[SERVER-4329] uncaught exception in mapreduce causes mongod to terminate Created: 19/Nov/11  Updated: 11/Jul/16  Resolved: 21/Nov/11

Status: Closed
Project: Core Server
Component/s: MapReduce
Affects Version/s: None
Fix Version/s: 2.1.0

Type: Bug Priority: Major - P3
Reporter: Antoine Girbal Assignee: Antoine Girbal
Resolution: Done Votes: 0
Labels: None
Remaining Estimate: Not Specified
Time Spent: Not Specified
Original Estimate: Not Specified

Issue Links:
Depends
depends on SERVER-3923 Compact command on secondary with non... Closed
Operating System: ALL
Participants:

 Description   

Root cause:

Tue Nov 15 08:00:21 [conn202500] ERROR: Uncaught std::exception: could not initialize cursor across all shards because : socket exception @ prod1/aboutmemng-m01.db.aol.com:27017,aboutmemng-d01.db.aol.com:27017,ec2-184-73-54-43.compute-1.amazonaws.com:27017, terminating

Looks like map/reduce isn't handling certain socket errors correctly.



 Comments   
Comment by Antoine Girbal [ 21/Nov/11 ]

This commit should also prevent db termination

commit 617e9ff8ec1ecd134c7e6e42c85983ff8873a30d
Author: Mathias Stearn <mathias@10gen.com>
Date: Mon Oct 24 15:20:03 2011 -0400

Catch DBException separate from std::exception SERVER-4137

Comment by Antoine Girbal [ 21/Nov/11 ]

actually this is fixed by this commit:

commit d869bd9bb787707eefd650c6b59ecfdd2686d9d4
Author: Kristina <kristina@10gen.com>
Date: Thu Sep 22 12:35:44 2011 -0400

try/catch around all command calls SERVER-3923

Comment by Antoine Girbal [ 21/Nov/11 ]

actually it's easy to reproduce with the 2.0 line.
With 2.0.1, I stopped one of the shards right before the parallel cursor is initialized, and got primary mongod to terminate:
Mon Nov 21 13:39:10 [conn3] ERROR: Uncaught std::exception: could not initialize cursor across all shards because : socket exception @ localhost:27018, terminating

I could not get the termination from HEAD, so have to figure out what change fixed it.
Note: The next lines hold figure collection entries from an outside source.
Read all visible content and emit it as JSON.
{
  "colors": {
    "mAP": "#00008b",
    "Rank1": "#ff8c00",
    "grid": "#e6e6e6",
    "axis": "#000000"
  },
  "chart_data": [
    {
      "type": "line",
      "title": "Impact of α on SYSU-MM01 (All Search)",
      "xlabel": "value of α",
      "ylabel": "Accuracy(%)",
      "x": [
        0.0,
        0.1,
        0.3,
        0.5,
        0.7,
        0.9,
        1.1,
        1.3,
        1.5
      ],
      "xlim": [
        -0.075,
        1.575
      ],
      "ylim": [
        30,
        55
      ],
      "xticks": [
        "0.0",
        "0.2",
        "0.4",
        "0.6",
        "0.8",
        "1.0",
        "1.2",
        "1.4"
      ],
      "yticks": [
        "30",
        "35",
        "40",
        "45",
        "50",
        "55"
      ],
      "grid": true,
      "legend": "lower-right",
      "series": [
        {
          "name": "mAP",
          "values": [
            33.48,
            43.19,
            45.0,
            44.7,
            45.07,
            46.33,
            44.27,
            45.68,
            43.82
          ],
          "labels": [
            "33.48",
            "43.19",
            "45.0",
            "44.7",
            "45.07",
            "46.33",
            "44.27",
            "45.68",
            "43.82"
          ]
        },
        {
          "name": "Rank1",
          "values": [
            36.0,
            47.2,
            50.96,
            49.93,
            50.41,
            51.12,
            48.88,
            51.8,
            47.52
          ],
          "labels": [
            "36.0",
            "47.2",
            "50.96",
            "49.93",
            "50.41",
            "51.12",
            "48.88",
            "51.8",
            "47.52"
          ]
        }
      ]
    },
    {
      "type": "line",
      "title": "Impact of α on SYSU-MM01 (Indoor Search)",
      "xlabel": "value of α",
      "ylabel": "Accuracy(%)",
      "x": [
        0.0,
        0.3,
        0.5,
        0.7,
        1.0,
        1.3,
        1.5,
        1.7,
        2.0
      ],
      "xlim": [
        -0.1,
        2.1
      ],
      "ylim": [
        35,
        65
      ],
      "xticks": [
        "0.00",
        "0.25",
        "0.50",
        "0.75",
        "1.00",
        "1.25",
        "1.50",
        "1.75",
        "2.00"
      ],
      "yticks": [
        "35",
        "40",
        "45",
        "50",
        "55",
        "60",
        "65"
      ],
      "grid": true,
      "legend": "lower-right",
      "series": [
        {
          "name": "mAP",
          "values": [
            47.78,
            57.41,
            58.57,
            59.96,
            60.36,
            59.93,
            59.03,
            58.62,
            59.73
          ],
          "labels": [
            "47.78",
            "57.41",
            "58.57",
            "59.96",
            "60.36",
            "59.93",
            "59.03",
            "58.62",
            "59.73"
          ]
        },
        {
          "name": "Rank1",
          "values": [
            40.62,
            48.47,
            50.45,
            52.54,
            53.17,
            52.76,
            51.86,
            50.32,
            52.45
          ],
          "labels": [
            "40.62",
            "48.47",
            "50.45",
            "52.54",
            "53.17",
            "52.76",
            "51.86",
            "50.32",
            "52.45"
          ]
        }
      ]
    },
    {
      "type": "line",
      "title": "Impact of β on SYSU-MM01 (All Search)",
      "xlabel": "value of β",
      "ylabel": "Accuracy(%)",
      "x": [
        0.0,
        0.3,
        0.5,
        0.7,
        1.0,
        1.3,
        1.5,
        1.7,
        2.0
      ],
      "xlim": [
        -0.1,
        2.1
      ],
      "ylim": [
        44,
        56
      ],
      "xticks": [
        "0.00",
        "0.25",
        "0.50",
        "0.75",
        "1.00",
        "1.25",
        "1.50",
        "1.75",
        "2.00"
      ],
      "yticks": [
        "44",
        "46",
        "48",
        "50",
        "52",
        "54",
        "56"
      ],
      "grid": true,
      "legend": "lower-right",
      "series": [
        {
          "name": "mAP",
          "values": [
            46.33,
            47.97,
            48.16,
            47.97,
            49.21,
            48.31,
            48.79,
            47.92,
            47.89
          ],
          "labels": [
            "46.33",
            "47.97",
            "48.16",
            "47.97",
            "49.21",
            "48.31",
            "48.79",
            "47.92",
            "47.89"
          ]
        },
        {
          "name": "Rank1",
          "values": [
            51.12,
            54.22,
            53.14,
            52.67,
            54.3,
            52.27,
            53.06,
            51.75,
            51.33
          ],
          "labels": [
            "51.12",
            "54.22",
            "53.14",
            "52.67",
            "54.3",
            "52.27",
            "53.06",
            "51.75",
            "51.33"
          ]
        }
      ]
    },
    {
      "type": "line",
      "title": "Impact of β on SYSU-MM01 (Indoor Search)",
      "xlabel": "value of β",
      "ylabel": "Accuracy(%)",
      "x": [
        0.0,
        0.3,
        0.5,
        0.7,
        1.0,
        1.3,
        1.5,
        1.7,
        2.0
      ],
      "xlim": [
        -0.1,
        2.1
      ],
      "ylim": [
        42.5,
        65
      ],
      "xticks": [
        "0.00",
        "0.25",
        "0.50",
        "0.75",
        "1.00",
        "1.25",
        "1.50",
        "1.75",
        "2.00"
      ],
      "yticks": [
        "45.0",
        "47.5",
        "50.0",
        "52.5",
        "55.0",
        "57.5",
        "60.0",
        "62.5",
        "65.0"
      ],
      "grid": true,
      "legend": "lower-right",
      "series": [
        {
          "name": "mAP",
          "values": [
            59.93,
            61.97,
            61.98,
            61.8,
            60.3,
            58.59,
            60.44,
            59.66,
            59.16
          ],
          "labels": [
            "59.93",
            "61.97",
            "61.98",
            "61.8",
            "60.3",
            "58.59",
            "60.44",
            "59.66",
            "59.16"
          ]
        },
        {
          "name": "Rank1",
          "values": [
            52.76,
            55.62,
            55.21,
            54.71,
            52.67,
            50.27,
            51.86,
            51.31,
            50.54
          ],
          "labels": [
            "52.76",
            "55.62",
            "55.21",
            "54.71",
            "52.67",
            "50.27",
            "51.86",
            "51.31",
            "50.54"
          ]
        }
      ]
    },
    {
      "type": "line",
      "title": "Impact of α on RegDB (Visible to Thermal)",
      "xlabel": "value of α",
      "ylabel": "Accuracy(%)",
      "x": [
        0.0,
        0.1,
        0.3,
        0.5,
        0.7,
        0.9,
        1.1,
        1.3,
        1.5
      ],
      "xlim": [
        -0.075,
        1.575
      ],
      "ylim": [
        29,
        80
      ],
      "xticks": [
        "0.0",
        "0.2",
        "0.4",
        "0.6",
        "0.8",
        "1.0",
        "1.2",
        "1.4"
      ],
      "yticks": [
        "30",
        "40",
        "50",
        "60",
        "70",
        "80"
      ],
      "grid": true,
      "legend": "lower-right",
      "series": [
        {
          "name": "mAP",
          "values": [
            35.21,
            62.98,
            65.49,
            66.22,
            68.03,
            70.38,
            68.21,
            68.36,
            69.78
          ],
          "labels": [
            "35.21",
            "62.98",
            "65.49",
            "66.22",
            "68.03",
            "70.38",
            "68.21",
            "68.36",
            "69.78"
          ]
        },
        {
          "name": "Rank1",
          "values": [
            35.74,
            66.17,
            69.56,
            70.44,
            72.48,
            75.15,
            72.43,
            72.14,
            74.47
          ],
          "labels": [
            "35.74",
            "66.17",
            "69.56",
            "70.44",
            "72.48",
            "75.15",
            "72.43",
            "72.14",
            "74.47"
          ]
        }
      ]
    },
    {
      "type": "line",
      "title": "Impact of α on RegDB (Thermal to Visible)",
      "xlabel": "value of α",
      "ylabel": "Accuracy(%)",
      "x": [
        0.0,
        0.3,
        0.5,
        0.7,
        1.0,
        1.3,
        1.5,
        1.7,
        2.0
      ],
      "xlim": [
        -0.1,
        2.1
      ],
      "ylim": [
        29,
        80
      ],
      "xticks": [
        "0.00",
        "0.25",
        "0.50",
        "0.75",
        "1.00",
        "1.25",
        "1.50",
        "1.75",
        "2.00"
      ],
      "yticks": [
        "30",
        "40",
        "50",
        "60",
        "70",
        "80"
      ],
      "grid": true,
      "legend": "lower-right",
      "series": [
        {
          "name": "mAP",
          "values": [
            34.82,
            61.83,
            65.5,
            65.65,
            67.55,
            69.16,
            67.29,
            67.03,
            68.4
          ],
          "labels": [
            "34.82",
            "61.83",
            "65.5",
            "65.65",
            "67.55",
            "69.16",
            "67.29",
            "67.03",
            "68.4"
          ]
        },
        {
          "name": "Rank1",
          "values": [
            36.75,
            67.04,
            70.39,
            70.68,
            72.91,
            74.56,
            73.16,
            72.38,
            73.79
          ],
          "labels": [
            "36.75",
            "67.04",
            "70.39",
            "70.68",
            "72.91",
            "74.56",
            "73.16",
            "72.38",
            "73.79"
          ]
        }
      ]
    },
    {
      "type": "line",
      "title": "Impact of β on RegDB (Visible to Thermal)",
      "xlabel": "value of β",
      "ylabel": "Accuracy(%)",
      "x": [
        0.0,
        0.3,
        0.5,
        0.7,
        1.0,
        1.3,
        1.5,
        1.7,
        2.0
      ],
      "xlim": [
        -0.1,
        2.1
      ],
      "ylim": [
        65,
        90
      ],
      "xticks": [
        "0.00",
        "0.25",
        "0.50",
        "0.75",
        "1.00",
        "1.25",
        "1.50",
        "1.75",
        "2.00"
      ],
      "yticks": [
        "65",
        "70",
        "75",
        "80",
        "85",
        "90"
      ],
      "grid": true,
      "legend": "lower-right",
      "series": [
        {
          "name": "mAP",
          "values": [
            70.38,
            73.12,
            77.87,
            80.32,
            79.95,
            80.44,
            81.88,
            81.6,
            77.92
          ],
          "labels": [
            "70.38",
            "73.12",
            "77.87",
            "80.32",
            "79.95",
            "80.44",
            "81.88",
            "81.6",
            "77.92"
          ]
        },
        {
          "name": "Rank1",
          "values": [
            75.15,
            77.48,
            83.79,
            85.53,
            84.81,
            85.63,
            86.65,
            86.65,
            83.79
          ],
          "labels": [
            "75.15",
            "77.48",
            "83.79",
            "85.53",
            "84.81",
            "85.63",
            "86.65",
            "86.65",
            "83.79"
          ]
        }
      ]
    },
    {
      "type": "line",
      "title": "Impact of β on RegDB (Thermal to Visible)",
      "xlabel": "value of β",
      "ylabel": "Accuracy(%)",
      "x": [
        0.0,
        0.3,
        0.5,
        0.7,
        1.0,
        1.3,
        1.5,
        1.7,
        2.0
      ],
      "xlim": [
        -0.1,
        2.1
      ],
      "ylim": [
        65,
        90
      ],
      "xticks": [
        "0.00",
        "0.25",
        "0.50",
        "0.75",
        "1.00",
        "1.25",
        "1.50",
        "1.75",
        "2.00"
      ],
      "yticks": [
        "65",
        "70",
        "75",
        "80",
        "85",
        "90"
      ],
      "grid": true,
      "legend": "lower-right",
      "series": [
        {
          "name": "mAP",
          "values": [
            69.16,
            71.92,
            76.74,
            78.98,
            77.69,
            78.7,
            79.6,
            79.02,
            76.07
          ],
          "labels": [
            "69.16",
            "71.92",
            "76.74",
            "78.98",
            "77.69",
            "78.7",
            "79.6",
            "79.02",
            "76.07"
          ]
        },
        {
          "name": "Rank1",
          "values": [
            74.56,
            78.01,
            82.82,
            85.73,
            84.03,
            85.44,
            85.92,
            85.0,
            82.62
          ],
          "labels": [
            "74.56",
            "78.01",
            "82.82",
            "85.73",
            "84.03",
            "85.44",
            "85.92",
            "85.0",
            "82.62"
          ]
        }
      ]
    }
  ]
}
Comment by Antoine Girbal [ 19/Nov/11 ]

I cannot reproduce this issue easily.
If I stop the other shard while the primary shard is in that code, the code throws a DBException which is properly caught at top level.
If seems that this commit introduced a fix:

commit 4d8ee4cc7c4d32ace1b1cab403dd429d9467a677
Author: gregs <greg@10gen.com>
Date: Thu Jun 9 15:41:21 2011 -0400

parallel cursor recover gracefully from replica set and other errors SERVER-2481

Comment by Antoine Girbal [ 19/Nov/11 ]

try/catch can easily be added to that spot, but it would be better to have a general solution to avoid missing try/catch from terminating mongod.

Generated at Thu Feb 08 03:05:40 UTC 2024 using Jira 9.7.1#970001-sha1:2222b88b221c4928ef0de3161136cc90c8356a66.